Both (2) and (3) would fail to compile on Wasm without tail calls. If all you want is (1), that doesn't require any attribute (the optimizer will do it automatically).

xbolva00 added a comment.EditedJun 24 2023, 1:56 PM

Such a definition doesn't make much sense because for some targets tail call optimization isn't available at all.
Eg. Wasm w/o tail call proposal, xtensa windowed abi.

That is true. But what is the correct behavior if you try to use [[clang::musttail]] on such a target? In my case, I want to get a compiler error, because if a tail call cannot be performed, the algorithm is incorrect (it will cause stack overflow at runtime).

There are three possible semantics that I can see:

  1. Perform a tail call if possible.
  2. Perform a tail call, fail to compile if this is not possible ([[clang::nonportable_musttail]])
  3. Perform a tail call, fail to compile if this is not possible or if the function signatures between caller and callee differ in ways that make tail calls difficult on some platforms ([[clang::musttail]])

Both (2) and (3) would fail to compile on Wasm without tail calls.
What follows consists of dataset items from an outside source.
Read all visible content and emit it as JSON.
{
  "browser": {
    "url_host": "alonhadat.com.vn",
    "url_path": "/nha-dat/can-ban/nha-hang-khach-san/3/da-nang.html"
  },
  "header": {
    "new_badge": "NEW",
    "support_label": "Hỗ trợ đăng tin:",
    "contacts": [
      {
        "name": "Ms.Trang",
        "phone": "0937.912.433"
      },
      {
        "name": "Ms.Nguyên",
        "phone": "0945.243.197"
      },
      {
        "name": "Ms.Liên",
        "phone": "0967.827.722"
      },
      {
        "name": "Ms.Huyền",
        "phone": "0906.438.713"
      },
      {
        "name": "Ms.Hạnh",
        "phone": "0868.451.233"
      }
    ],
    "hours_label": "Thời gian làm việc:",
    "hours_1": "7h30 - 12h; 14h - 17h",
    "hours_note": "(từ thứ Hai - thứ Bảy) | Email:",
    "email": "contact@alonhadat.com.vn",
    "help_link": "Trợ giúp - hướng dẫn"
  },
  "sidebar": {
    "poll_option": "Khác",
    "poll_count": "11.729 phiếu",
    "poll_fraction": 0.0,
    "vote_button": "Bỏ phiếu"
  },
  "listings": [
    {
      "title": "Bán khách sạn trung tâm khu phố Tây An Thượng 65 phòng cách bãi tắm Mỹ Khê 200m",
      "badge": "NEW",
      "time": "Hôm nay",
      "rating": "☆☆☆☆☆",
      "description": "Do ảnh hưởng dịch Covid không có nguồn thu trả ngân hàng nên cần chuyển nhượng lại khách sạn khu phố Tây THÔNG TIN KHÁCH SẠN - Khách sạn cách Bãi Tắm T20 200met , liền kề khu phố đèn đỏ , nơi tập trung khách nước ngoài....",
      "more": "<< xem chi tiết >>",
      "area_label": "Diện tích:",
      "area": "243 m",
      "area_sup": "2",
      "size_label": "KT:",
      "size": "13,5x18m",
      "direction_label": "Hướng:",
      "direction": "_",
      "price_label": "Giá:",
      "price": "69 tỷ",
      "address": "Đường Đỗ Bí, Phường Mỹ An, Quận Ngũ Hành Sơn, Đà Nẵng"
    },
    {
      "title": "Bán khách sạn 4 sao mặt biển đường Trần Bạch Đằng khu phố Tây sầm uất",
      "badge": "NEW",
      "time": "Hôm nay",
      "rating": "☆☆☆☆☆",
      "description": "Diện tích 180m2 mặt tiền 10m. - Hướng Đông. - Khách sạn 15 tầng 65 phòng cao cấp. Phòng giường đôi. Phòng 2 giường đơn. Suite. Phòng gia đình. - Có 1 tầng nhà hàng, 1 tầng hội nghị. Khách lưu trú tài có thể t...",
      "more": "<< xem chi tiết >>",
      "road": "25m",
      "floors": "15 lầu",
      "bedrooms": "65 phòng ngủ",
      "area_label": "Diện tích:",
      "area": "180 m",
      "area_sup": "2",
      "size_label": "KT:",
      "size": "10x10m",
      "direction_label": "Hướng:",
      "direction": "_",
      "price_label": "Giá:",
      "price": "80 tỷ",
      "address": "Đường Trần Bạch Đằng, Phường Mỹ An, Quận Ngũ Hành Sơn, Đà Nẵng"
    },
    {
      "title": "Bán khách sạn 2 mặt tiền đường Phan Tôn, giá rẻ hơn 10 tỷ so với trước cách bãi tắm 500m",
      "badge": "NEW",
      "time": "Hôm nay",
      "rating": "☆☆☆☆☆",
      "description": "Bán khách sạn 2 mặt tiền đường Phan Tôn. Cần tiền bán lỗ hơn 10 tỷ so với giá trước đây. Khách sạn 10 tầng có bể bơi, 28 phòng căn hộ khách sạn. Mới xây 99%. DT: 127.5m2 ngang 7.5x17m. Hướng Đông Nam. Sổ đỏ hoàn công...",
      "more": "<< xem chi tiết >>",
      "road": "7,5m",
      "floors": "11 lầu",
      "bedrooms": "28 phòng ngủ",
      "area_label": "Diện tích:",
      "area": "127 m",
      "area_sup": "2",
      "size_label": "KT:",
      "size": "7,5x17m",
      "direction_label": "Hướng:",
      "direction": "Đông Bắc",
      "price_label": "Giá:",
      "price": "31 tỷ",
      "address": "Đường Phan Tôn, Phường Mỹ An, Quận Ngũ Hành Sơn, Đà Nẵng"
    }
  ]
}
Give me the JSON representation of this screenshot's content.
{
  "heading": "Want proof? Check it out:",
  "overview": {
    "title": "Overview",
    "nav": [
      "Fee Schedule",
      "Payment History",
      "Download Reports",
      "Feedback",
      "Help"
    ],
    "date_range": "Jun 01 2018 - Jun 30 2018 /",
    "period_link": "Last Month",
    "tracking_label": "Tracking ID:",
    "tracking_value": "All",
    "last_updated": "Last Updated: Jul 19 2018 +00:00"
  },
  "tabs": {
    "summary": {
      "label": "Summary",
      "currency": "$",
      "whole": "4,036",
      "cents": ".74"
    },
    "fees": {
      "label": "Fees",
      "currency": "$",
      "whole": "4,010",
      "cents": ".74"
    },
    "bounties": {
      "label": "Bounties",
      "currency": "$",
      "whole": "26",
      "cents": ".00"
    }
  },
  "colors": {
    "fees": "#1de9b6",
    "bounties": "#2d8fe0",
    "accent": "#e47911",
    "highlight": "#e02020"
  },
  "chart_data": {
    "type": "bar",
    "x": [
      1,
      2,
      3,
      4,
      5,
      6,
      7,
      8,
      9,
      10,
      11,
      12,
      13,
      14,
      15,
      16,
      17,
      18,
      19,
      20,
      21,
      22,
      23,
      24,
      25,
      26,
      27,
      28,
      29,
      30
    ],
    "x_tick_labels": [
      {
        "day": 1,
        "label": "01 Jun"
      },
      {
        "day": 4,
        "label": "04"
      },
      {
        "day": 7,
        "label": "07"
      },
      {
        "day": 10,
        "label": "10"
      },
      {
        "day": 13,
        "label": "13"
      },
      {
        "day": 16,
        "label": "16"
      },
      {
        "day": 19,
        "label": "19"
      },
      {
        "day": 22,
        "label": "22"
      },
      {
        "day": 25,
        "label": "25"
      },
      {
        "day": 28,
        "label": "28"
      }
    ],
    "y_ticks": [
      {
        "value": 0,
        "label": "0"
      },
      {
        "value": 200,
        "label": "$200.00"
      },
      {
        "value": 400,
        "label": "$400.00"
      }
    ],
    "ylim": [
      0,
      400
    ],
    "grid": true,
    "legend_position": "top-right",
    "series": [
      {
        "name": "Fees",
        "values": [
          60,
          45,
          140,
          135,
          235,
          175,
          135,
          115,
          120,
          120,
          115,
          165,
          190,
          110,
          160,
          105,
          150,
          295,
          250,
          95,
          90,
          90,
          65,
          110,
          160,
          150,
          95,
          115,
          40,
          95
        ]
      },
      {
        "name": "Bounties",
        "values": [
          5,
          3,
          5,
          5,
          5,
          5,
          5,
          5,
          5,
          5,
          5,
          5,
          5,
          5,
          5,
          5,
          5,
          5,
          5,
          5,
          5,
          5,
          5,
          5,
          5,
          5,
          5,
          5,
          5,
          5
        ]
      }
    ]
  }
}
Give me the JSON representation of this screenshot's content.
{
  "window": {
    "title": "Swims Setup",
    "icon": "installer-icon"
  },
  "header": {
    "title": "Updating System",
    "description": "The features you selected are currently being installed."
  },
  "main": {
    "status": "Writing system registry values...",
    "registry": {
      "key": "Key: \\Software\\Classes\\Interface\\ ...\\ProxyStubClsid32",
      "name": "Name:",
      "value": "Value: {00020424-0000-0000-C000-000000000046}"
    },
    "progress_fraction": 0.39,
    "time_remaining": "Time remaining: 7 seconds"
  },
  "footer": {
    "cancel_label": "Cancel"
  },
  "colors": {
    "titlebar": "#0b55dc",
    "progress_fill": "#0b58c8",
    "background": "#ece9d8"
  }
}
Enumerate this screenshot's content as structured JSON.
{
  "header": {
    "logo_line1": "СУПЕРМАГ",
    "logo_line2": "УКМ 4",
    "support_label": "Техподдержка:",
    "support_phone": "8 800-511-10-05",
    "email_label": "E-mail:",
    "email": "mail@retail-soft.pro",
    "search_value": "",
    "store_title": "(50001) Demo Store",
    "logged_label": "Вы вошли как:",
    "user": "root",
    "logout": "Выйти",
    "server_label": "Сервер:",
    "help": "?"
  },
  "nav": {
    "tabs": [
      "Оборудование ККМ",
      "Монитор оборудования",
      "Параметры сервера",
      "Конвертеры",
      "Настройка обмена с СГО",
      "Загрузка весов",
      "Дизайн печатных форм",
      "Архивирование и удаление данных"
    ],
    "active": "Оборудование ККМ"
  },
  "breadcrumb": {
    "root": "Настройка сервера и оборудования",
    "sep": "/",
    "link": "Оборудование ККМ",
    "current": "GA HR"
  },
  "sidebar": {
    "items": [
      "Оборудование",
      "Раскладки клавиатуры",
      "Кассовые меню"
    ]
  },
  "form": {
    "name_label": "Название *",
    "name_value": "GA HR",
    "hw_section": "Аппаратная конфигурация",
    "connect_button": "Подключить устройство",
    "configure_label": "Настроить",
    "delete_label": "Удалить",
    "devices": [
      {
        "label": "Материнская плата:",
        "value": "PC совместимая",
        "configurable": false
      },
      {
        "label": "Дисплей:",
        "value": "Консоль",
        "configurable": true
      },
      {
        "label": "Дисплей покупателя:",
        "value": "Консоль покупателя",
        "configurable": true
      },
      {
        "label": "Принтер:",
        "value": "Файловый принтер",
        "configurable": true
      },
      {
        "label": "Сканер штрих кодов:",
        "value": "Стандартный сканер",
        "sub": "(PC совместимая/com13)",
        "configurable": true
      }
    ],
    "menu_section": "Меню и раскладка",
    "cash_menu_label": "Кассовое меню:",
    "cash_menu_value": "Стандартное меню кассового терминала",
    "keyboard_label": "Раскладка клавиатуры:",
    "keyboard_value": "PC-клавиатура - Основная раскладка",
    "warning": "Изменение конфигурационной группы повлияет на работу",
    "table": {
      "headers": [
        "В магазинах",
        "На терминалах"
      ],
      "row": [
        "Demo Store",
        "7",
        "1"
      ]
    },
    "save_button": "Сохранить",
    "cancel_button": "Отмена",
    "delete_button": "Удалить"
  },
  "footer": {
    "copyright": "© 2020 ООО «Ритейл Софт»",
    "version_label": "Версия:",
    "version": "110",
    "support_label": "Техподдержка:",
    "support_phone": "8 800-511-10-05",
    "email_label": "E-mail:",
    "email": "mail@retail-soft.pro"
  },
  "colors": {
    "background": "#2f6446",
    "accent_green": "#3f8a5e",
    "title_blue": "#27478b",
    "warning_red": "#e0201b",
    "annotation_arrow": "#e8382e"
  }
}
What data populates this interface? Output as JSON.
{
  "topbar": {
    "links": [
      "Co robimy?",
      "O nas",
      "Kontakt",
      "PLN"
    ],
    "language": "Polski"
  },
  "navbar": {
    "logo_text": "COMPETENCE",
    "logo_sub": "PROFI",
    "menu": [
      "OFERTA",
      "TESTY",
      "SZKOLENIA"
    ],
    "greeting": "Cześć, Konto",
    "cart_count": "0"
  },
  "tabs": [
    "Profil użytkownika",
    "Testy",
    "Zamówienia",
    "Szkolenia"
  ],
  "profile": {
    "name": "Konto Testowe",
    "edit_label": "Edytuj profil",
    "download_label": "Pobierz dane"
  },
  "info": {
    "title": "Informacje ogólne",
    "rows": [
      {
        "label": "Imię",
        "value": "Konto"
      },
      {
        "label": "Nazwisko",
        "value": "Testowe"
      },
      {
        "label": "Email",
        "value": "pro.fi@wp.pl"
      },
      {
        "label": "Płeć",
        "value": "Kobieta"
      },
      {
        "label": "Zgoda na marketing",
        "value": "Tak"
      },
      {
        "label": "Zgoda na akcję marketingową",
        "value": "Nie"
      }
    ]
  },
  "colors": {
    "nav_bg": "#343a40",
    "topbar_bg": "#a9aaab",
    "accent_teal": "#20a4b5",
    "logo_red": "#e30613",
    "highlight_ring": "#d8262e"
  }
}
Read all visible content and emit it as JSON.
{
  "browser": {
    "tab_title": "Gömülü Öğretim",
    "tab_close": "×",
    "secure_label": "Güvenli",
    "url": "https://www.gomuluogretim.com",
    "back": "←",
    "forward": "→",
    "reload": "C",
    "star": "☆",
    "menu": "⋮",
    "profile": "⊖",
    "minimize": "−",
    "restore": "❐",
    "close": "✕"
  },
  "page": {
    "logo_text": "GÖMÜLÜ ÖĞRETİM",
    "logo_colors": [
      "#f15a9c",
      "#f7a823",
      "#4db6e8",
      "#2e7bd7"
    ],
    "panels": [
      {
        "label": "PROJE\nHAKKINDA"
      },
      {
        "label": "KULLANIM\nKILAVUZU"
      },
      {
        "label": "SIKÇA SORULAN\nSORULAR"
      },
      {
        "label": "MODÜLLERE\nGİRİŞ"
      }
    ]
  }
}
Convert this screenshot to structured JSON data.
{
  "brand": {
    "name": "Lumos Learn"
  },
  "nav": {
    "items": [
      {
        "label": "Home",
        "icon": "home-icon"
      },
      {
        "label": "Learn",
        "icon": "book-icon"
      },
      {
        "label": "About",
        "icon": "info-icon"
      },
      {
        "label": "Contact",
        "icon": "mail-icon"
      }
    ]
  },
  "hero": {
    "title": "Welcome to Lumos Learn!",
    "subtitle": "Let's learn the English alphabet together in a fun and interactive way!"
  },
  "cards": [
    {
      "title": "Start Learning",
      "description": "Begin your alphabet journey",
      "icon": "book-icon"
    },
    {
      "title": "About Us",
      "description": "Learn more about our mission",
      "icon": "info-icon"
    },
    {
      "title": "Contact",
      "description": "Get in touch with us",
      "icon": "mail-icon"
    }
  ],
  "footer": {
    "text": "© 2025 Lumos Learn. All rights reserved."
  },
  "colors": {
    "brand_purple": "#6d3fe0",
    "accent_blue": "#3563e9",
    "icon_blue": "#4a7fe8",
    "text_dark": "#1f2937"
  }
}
If all you want is (1), that doesn't require any attribute (the optimizer will do it automatically).

So clearly definition “musttail provide assurances that the tail call can be optimized on all targets.” is broken in reality.

Code with musttail will compile fine on x86, and musttail ensures that should compile to tail calls on other targets - not a case, on eg. wasm you get just an error. Or what is your definition of “all targets”? Seems fragile in practise, there are crashes even on arm..

xbolva00 added a comment.EditedJun 24 2023, 2:02 PM

If all you want is (1), that doesn't require any attribute (the optimizer will do it automatically).

Not entirely true, as compiler can do anything. In some cases you really need *musttail* (in llvm IR) to get or preserve tail call.

As current musttail is too restricted, we need nonportable_musttail (aka real musttail one would want)

I think I misunderstood @yamt's comment in https://reviews.llvm.org/D147714#4446780. I take back what I wrote above.

I agree that [[clang::nonportable_musttail]] is a nicer semantic, and the restrictions around the existing [[clang:musttail]] don't seem to buy us very much, since they are not universal enough to give a true assurance.

If someone could land a change to both LLVM and Clang to change the existing attribute, I would have no objection. But I have no idea what is involved in landing a backend (LLVM) change of that magnitude, especially since it would touch all the arch-specific backends.